Vor diesem Hintergrund lautet die Schlüsselfrage für Aktien: Inwieweit stimmen die Gewinnprognosen mit den wirtschaftlichen Erwartungen überein? Noch vor einem Jahr schienen die Schätzungen angesichts der weitverbreiteten Erwartungen einer sich abschwächenden Wirtschaft zu optimistisch. In den letzten zwölf Monaten sind die Gewinnerwartungen für 2023 jedoch in vielen Sektoren, insbesondere in den USA, stark zurückgegangen. Natürlich könnten die Gewinnerwartungen noch weiter revidiert werden, aber zumindest die USA könnten vor einer Bodenbildung stehen. So stimmt der Rückgang der Gewinnrevisionen in den USA im letzten Jahr mit den Rückgängen früherer flacher Rezessionen überein. Außerdem deuten unsere Analysen darauf hin, dass die langfristigen globalen Gewinnprognosen – drei bis fünf Jahre im Voraus – deutlich unter ihrem langfristigen Durchschnitt liegen. Aktien von Unternehmen, deren Geschäftsentwicklung besser als erwartet ausfällt, könnten also Aufwärtspotenzial besitzen.

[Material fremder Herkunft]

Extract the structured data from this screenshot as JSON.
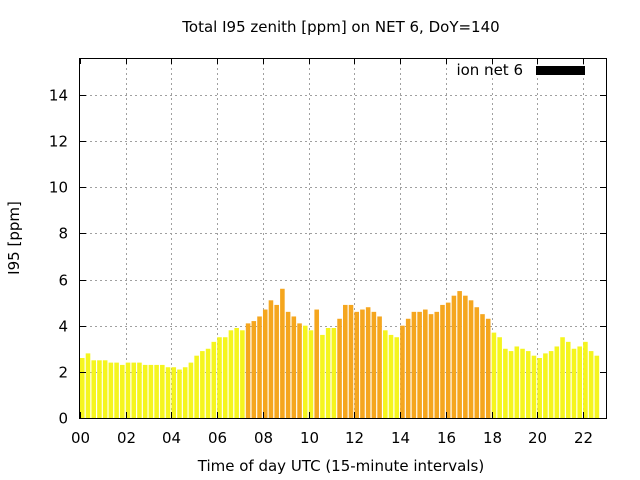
{
  "chart_data": {
    "type": "bar",
    "title": "Total I95 zenith [ppm] on NET 6, DoY=140",
    "xlabel": "Time of day UTC (15-minute intervals)",
    "ylabel": "I95 [ppm]",
    "xlim": [
      0,
      23
    ],
    "ylim": [
      0,
      15.6
    ],
    "x_ticks": [
      0,
      2,
      4,
      6,
      8,
      10,
      12,
      14,
      16,
      18,
      20,
      22
    ],
    "x_tick_labels": [
      "00",
      "02",
      "04",
      "06",
      "08",
      "10",
      "12",
      "14",
      "16",
      "18",
      "20",
      "22"
    ],
    "y_ticks": [
      0,
      2,
      4,
      6,
      8,
      10,
      12,
      14
    ],
    "y_tick_labels": [
      "0",
      "2",
      "4",
      "6",
      "8",
      "10",
      "12",
      "14"
    ],
    "grid": true,
    "legend_position": "top-right",
    "series": [
      {
        "name": "ion net 6",
        "legend_color": "#000000",
        "bar_width_hours": 0.2,
        "values": [
          2.6,
          2.8,
          2.5,
          2.5,
          2.5,
          2.4,
          2.4,
          2.3,
          2.4,
          2.4,
          2.4,
          2.3,
          2.3,
          2.3,
          2.3,
          2.2,
          2.2,
          2.1,
          2.2,
          2.4,
          2.7,
          2.9,
          3.0,
          3.3,
          3.5,
          3.5,
          3.8,
          3.9,
          3.8,
          4.1,
          4.2,
          4.4,
          4.7,
          5.1,
          4.9,
          5.6,
          4.6,
          4.4,
          4.1,
          4.0,
          3.8,
          4.7,
          3.6,
          3.9,
          3.9,
          4.3,
          4.9,
          4.9,
          4.6,
          4.7,
          4.8,
          4.6,
          4.4,
          3.8,
          3.6,
          3.5,
          4.0,
          4.3,
          4.6,
          4.6,
          4.7,
          4.5,
          4.6,
          4.9,
          5.0,
          5.3,
          5.5,
          5.3,
          5.1,
          4.8,
          4.5,
          4.3,
          3.7,
          3.5,
          3.0,
          2.9,
          3.1,
          3.0,
          2.9,
          2.7,
          2.6,
          2.8,
          2.9,
          3.1,
          3.5,
          3.3,
          3.0,
          3.1,
          3.3,
          2.9,
          2.7
        ],
        "colors": [
          "#f5f51e",
          "#f5f51e",
          "#f5f51e",
          "#f5f51e",
          "#f5f51e",
          "#f5f51e",
          "#f5f51e",
          "#f5f51e",
          "#f5f51e",
          "#f5f51e",
          "#f5f51e",
          "#f5f51e",
          "#f5f51e",
          "#f5f51e",
          "#f5f51e",
          "#f5f51e",
          "#f5f51e",
          "#f5f51e",
          "#f5f51e",
          "#f5f51e",
          "#f5f51e",
          "#f5f51e",
          "#f5f51e",
          "#f5f51e",
          "#f5f51e",
          "#f5f51e",
          "#f5f51e",
          "#f5f51e",
          "#f5f51e",
          "#f5a61e",
          "#f5a61e",
          "#f5a61e",
          "#f5a61e",
          "#f5a61e",
          "#f5a61e",
          "#f5a61e",
          "#f5a61e",
          "#f5a61e",
          "#f5a61e",
          "#f5f51e",
          "#f5f51e",
          "#f5a61e",
          "#f5f51e",
          "#f5f51e",
          "#f5f51e",
          "#f5a61e",
          "#f5a61e",
          "#f5a61e",
          "#f5a61e",
          "#f5a61e",
          "#f5a61e",
          "#f5a61e",
          "#f5a61e",
          "#f5f51e",
          "#f5f51e",
          "#f5f51e",
          "#f5a61e",
          "#f5a61e",
          "#f5a61e",
          "#f5a61e",
          "#f5a61e",
          "#f5a61e",
          "#f5a61e",
          "#f5a61e",
          "#f5a61e",
          "#f5a61e",
          "#f5a61e",
          "#f5a61e",
          "#f5a61e",
          "#f5a61e",
          "#f5a61e",
          "#f5a61e",
          "#f5f51e",
          "#f5f51e",
          "#f5f51e",
          "#f5f51e",
          "#f5f51e",
          "#f5f51e",
          "#f5f51e",
          "#f5f51e",
          "#f5f51e",
          "#f5f51e",
          "#f5f51e",
          "#f5f51e",
          "#f5f51e",
          "#f5f51e",
          "#f5f51e",
          "#f5f51e",
          "#f5f51e",
          "#f5f51e",
          "#f5f51e"
        ]
      }
    ]
  }
}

Im Moment deutet alles darauf hin, dass die Inflation sinkt, während die Zentralbanken die Zinsen länger hochhalten. Dadurch würden sich die realen Zinsen positiv entwickeln und Druck auf die Aktienbewertungen ausüben, die eine Funktion des Abzinsungssatzes sind, der zur Bewertung künftiger Unternehmensgewinne verwendet wird. In dieser komplexen Übergangsphase bieten Unternehmen mit attraktiven Aktienbewertungen und robusten langfristigen Gewinnaussichten das beste Verhältnis zwischen Risiko und Ertrag.

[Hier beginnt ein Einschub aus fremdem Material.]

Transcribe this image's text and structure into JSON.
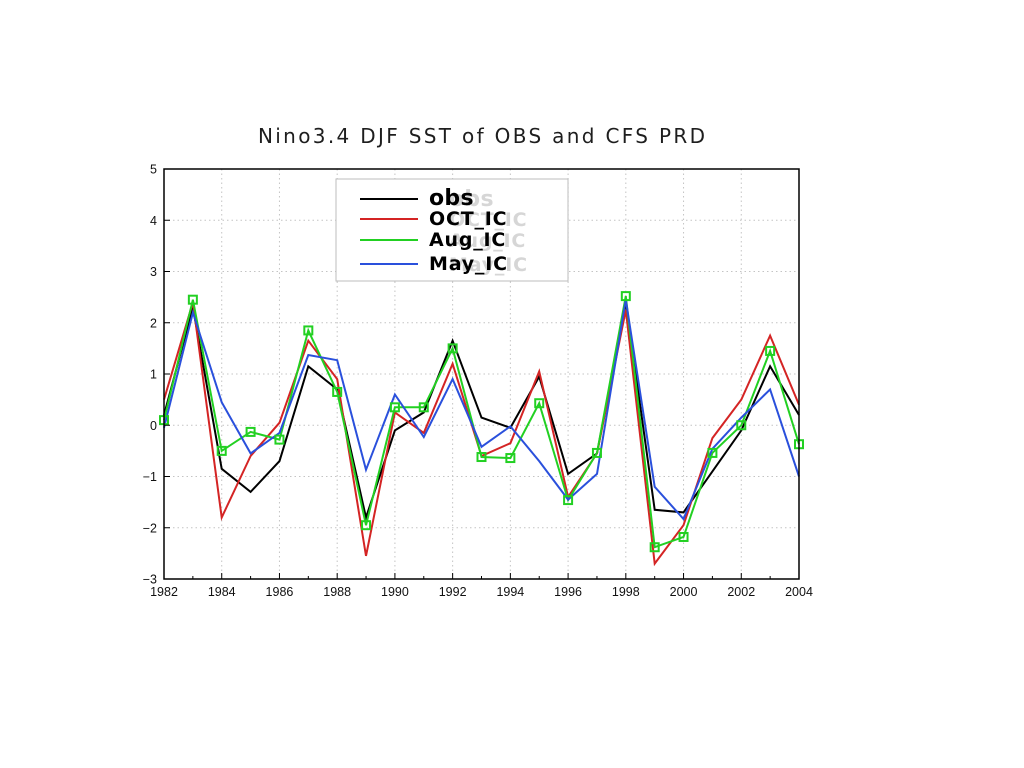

Anleger sollten sich immer auf die zugrunde liegenden Geschäfte der Unternehmen konzentrieren. Da sich die KI-Begeisterung aktuell parallel zu einem historischen Wandel der Anlagebedingungen entfaltet, ist Vorsicht geboten und ein disziplinierter Ansatz ist von größter Bedeutung. Ein strategischer Fokus darauf, wie Unternehmen in verschiedenen Sektoren langfristiges Geschäftswachstum generieren können, ist der Schlüssel zum Erfolg.